La terra delle Capre (collocata dai critici presso i Campi Flegrei in Campania oppure presso il Vesuvio o infine alle falde dell'Etna) era abitata, secondo Omero, da esseri deformi, violenti e privi di leggi, estranei alla vita sociale, civile, politica e religiosa, incapaci di lavorare la terra o di navigare, quindi dediti prevalentemente all'allevamento o pastorizia (anche se una leggenda posteriore di Esiodo li vede come operai metallurgici al servizio di Efesto, intenti a produrre fulmini per Zeus) e con potere assoluto su mogli e figli. Più avanti Ulisse dirà che erano anche antropofagi.

 

Qui bisogna anzitutto premettere che l'Odissea rappresenta il prosieguo, in tempo di pace, degli stessi valori individualistici affermati nell'Iliade, con la differenza che mentre nell'Iliade il duello fisico degli eroi belligeranti è parte costitutiva dei canti, qui invece si ha a che fare con situazioni più artificiose, con duelli più intellettuali e verbali, dove però a volte l'epilogo è non meno tragico e cruento.

 

Il caso di Polifemo rientra in quei duelli in cui i contendenti simboleggiano due civiltà opposte, di cui una, per come viene descritta, non può neppure essere considerata una civiltà; è un duello in cui non vi sono semplicemente degli interessi antitetici da difendere (come nel caso di Atene e Troia), ma un abisso di cultura che rende impossibile qualunque forma di intesa, di dialogo, di comunicazione.

 

E' così grande la distanza che il narratore non ha scrupoli nell'utilizzare la caricatura nel descrivere l'avversario, che è incredibilmente mostruoso in ogni suo aspetto, da quello psicofisico a quello sociopolitico. E questo nonostante che l'episodio sia il tema che fa aprire il capolavoro omerico e il leit-motiv di tutto il tragico peregrinare del suo eroe principale, a testimonianza, evidentemente, del fatto che l'azione compiuta ai danni di Polifemo andava considerata molto grave.

 

Il racconto vuole essere emblematico di quanto il narratore va dicendo per tutto il poema, e cioè che l'eroe greco è superiore ad ogni altro abitante del Mediterraneo.

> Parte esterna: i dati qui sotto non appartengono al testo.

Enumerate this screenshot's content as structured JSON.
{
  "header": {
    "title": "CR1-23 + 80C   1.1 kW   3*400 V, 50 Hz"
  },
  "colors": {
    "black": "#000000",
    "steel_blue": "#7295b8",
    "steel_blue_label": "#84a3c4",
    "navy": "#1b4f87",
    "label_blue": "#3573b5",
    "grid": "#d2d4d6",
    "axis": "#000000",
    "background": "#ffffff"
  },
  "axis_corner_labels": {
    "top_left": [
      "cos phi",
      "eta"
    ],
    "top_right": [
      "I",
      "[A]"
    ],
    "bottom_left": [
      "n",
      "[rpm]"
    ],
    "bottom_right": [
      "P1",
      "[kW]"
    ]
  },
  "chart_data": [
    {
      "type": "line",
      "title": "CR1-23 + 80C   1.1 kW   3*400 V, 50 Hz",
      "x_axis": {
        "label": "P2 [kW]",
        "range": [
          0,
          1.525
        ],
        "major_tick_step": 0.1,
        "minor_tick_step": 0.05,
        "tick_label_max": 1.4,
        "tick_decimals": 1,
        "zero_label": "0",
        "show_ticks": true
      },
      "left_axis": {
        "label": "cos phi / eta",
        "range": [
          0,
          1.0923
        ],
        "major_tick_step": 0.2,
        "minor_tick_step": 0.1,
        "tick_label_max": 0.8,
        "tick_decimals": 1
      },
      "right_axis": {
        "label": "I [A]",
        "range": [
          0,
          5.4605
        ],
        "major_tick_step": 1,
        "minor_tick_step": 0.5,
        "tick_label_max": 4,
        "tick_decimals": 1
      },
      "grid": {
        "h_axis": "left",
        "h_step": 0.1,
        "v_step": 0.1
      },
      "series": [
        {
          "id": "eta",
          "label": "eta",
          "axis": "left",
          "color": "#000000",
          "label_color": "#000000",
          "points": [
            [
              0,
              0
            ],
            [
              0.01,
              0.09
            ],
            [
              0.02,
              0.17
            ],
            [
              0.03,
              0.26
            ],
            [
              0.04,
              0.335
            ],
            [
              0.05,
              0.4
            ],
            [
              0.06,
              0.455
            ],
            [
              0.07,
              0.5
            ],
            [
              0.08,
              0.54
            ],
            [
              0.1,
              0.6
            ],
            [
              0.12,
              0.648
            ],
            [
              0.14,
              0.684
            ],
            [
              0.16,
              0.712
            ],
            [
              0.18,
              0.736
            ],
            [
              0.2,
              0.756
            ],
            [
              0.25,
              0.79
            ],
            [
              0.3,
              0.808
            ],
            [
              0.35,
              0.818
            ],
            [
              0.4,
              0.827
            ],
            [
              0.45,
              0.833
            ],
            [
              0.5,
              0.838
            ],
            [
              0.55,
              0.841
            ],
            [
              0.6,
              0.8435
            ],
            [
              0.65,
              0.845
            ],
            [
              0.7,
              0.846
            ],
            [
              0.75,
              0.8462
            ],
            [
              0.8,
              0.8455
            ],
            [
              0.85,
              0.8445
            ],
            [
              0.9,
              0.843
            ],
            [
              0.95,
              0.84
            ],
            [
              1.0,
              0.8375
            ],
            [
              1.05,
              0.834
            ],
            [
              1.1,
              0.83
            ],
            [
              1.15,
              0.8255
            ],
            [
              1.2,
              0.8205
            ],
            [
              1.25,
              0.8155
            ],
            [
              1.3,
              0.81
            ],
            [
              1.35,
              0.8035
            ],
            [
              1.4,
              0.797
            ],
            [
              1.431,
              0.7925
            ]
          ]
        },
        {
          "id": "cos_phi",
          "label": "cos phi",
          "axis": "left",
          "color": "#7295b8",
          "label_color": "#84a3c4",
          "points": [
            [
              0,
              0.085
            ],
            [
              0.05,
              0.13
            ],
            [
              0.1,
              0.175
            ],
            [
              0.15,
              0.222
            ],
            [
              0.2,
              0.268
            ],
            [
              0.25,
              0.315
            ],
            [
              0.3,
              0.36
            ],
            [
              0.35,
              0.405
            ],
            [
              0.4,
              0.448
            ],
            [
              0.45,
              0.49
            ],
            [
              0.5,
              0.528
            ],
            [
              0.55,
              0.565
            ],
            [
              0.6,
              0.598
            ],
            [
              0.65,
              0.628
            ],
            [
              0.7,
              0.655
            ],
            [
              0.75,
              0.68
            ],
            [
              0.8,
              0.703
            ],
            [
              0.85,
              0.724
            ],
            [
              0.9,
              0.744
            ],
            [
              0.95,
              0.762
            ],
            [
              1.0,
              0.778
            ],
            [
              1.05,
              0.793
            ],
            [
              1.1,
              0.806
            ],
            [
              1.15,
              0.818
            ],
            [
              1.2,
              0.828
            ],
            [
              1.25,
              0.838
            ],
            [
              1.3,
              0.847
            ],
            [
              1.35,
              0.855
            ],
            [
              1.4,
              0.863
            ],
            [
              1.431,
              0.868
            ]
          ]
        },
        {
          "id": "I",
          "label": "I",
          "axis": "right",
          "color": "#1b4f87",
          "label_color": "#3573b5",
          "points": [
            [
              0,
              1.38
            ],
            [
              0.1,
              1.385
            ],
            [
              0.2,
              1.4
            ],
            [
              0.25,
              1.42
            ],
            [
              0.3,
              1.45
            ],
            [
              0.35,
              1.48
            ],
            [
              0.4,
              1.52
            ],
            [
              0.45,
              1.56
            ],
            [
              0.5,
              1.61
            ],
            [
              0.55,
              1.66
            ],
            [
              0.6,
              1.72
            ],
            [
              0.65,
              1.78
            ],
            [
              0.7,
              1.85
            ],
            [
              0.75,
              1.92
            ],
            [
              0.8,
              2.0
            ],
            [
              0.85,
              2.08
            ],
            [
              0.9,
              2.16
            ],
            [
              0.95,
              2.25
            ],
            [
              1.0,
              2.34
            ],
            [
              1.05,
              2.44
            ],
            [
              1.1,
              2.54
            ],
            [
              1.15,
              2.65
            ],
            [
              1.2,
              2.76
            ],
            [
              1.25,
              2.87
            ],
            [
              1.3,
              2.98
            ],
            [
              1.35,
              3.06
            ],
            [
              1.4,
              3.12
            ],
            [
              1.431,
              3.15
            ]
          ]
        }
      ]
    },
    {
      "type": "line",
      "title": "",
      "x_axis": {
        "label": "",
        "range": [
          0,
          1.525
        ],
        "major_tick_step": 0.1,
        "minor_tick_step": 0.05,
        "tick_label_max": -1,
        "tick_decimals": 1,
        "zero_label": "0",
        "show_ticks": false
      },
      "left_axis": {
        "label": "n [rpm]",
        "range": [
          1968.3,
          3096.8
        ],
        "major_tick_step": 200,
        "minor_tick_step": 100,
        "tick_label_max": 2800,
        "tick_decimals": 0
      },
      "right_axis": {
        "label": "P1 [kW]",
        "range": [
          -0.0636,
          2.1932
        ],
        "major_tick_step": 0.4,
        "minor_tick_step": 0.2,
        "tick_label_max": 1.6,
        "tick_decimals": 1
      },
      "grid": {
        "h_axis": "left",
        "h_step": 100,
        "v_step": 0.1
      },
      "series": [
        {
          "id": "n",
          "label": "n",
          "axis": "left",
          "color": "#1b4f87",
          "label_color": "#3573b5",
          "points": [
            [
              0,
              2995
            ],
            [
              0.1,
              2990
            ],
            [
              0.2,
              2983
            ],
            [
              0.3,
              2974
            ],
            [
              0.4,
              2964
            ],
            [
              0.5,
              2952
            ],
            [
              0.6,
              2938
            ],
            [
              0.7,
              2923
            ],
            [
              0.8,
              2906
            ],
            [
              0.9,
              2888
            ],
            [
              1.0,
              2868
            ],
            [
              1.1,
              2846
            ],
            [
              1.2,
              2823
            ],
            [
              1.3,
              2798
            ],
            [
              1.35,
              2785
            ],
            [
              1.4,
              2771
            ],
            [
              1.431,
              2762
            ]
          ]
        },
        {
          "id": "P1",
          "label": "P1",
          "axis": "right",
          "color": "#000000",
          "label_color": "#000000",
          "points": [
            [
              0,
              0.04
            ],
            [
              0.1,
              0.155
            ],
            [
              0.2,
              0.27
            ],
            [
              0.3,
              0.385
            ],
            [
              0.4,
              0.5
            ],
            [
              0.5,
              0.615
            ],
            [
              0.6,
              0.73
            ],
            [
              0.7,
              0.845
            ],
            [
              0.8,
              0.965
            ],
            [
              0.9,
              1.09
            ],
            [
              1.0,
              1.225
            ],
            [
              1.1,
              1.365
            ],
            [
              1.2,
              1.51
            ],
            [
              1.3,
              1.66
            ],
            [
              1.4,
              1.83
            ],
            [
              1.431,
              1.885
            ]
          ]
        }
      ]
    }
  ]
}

L'astuzia affermata da Ulisse ha la stessa finalità che aveva nell'Iliade: ribadire il primato della forza sulla debolezza, con la precisazione che col concetto di "forza" s'intende non solo quella fisica (come poteva apparire nell'Iliade, in quanto Troia non era meno civilizzata di Atene), ma anche quella morale e intellettuale.

 

Ulisse

 

Frutto di una civiltà secolare basata sul confronto politico dei partiti della polis, sulle guerre di conquista, sulla complessità della lingua greca, sulla raffinatezza dell'arte... quell'astuzia (in greco mêtis) che nell'Iliade aveva caratterizzato, in primis, il personaggio di Ulisse, nell'Odissea prevale decisamente sulla forza di tutti i protagonisti e anche su tutte le altre loro caratteristiche umane.

 

Il carattere dimesso, riservato, da eminenza grigia, da consumato diplomatico che Ulisse mostra nell'Odissea è mera finzione, pura tattica finalizzata al primato della forza, della sopraffazione. L'Ulisse dell'Odissea è più politico che militare, proprio perché usa di più l'astuzia delle parole, del linguaggio doppio, ingannatore.

 

Il suo relativismo etico è totale. Non esistono più ideali sociali per cui valga la pena combattere, se non quelli strettamente privati: ritornare a casa, tra i propri cari. I quali, come poi accadrà, non saranno sufficienti a fermarlo, perché ciò che più conta nella sua vita è piuttosto la fuga dalla realtà, l'avventura fine a se stessa, il rifiuto delle responsabilità morali, le pulsioni del proprio io.

 

L'Ulisse dell'Odissea, e lo vedremo anche in questi versi dedicati a Polifemo, è freddo, calcolatore, in quanto sta per togliersi i panni del militare per indossare quelli dell'avventuriero senza scrupoli, dell'esploratore-razziatore, in attesa di diventare (ma questa sarà una caratteristica moderna) un vero e proprio uomo d'affari.

 

Se non si comprende bene questa metamorfosi, risulta poi difficile chiedersi quanta parte abbia avuto nella descrizione di questo episodio (e in fondo di tutto il poema) il pregiudizio nei confronti delle società pre-greche o pre-elleniche o pre-schiavistiche o, se vogliamo classificarle con una parola generica, "barbare".

 

Non solo infatti si assiste in questa descrizione al trionfo di un'astuzia che di umano conserva assai poco, ma anche al trionfo di un'ideologia (classista) che dà dell'identità del nemico da abbattere una rappresentazione del tutto falsata, strumentale all'uso prevaricatore e persino vendicativo della stessa astuzia.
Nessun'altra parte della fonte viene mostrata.